Kabarjambikito.com – Permasalahan truk angkutan batubara di Provinsi Jambi hingga saat ini tidak pernah selesai. Sepertinya kalau melihat kejadian dilapangan yang jadi korban hanya masyarakat atau masyarakat dengan sopir batubara. Sementara para bos pengusaha yang menikmati hasil.
Dengan adanya truk batubara melintas, masyarakat kerap jadi korban kecelakaan, mulai dari anak sekolah, orang dewasa hingga mahasiswa. Dan ini siapa yang salah?
Sementara sampai dimana pengusaha batubara untuk memikirkan keselamatan warga, keselamatan para sopir? Perlu kita sadari, sopir truk batubara selalu salah jika ada korban kecelakaan. Tapi yang punya tanggung jawab besar adalah para pengusaha batubara. Bagaimanapun para sopir batubara harus memikirkan jalur khusus untuk angkutan batubara yang sama-sama duduk dengan pemerintah.
Kalau tidak mampu membuat jalur khusus, siapa jamin tidak terjadi konflik antara sopir angkutan batubara dengan masyarakat?
Seperti kemarin, Senin (13/12/2021) sejumlah sopir angkutan batubara
yang tergabung dalam Asosiasi Sopir Angkutan Batubara (Asaba) menggelar aksi demo di lapangan kantor Gubernur Jambi.
Aksi yang dilakukan para sopir tersebut merespon Surat Edaran Gubernur Jambi Nomor: 1448/SE./DISHUB-3.1/XII/2021 Tentang Penggunaan Jalan Publik Untuk Angkutan Batubara, TBS, Cangkang, CPO dan Pinang antar Kab/Kota dalam Provinsi Jambi, tidak punya rasa keadilan dan sangat merugikan para sopir.

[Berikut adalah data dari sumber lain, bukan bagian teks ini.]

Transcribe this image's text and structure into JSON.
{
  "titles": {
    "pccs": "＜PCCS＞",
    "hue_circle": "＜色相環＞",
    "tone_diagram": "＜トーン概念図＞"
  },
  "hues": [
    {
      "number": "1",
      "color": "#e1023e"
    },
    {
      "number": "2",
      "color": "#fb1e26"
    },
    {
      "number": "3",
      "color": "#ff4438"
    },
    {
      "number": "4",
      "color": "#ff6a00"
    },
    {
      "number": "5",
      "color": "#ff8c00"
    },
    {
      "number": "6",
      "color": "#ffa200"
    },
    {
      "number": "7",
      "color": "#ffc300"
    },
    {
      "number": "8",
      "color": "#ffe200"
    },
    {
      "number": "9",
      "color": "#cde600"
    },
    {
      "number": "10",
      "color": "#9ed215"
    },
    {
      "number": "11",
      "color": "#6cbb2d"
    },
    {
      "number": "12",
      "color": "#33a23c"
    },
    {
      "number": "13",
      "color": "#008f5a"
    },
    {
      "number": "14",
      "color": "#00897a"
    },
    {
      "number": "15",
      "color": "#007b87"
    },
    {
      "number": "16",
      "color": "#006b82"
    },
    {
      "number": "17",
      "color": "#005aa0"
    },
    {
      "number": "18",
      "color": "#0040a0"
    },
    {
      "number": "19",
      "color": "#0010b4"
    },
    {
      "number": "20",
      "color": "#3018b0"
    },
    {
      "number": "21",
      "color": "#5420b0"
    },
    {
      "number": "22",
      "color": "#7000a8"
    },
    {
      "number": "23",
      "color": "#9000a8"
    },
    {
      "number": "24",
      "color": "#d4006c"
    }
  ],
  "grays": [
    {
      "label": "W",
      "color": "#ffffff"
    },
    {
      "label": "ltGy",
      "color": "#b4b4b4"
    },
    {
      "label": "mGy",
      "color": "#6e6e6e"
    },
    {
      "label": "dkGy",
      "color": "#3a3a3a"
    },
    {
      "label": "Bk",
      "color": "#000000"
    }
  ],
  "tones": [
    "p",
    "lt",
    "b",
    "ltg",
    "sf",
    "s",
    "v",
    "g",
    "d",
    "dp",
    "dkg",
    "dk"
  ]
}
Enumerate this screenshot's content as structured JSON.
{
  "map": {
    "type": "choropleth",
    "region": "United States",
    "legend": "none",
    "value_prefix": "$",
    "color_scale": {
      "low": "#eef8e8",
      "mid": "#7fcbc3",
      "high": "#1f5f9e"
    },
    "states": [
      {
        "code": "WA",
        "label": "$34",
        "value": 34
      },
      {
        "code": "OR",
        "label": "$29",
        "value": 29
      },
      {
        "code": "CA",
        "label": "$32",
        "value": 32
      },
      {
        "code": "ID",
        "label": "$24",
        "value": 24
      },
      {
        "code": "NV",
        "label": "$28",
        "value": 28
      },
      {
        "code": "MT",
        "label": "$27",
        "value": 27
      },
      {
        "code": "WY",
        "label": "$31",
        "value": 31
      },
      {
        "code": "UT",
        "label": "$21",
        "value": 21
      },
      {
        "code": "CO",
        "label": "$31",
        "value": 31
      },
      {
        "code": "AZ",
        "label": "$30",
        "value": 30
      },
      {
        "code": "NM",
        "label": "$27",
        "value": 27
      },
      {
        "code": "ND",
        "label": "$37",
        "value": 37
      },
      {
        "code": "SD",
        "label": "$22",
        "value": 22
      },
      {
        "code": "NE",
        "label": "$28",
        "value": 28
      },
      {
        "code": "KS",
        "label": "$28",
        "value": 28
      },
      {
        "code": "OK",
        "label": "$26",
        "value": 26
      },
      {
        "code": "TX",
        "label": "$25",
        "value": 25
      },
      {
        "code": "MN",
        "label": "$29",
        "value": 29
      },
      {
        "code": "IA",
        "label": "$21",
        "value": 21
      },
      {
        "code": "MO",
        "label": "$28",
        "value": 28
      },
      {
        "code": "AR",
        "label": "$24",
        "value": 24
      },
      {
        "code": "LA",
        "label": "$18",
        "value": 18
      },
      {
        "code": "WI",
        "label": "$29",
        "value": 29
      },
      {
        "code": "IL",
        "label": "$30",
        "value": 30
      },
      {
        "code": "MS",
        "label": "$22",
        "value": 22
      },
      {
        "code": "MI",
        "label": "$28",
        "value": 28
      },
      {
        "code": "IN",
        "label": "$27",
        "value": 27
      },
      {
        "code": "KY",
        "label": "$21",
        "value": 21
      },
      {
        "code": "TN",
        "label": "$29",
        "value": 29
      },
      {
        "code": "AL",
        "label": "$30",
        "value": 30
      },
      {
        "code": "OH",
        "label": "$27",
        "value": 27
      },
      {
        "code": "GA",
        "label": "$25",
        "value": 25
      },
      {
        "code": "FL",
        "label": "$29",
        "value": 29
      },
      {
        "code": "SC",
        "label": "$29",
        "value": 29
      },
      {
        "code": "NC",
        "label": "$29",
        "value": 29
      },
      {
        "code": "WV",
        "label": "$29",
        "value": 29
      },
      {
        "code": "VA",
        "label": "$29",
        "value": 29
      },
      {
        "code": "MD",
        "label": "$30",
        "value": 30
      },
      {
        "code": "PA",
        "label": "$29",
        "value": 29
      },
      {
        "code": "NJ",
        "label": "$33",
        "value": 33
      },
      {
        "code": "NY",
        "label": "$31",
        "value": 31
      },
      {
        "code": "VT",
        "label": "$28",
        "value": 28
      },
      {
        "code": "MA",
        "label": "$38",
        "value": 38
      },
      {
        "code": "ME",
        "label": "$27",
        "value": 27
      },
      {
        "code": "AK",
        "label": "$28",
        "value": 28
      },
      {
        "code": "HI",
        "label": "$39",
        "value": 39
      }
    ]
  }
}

“Tonase 8 ton sekarang dapatnya berkisar Rp 58.000. dan harus memakan waktu 2 hari. belum lagi setoran kepada pemilik mobil. Itulah kami minta tolong dengan Gubernur Jambi,” Ungkap Hendra Ambarita.
Menurut Koordinator Hendra ambarita yang paling diuntungkan sekarang ini adalah Pemerintah dan pengusaha dan yang menjadi korban adalah Kita karna pendapatan daerah batubara menjadi penghasil 10 besar penyumbang.
Para sopir truk tidak keberatan jika batas tonasenya lebih rendah dibandingkan 8 ton. Namun, kebijakan ini harus disesuaikan dengan tarif jasa angkutan.
Sebagai tututannya para sopir hanya meminta supaya diberikan ruang tonase 12 ton untuk bisa diangkut kembali kemudian kepada Pemerintah Provinsi Jambi yang sudah mendapatkan konpensasi dari tambang batu bara supaya juga bisa memperhatikan infrastruktur yang tidak beres dan banyak jalan berlobang
“Jangan menerbitkan izin menerima Investasi tapi tidak menyiapkan infrastruktur” Tambah Hendra.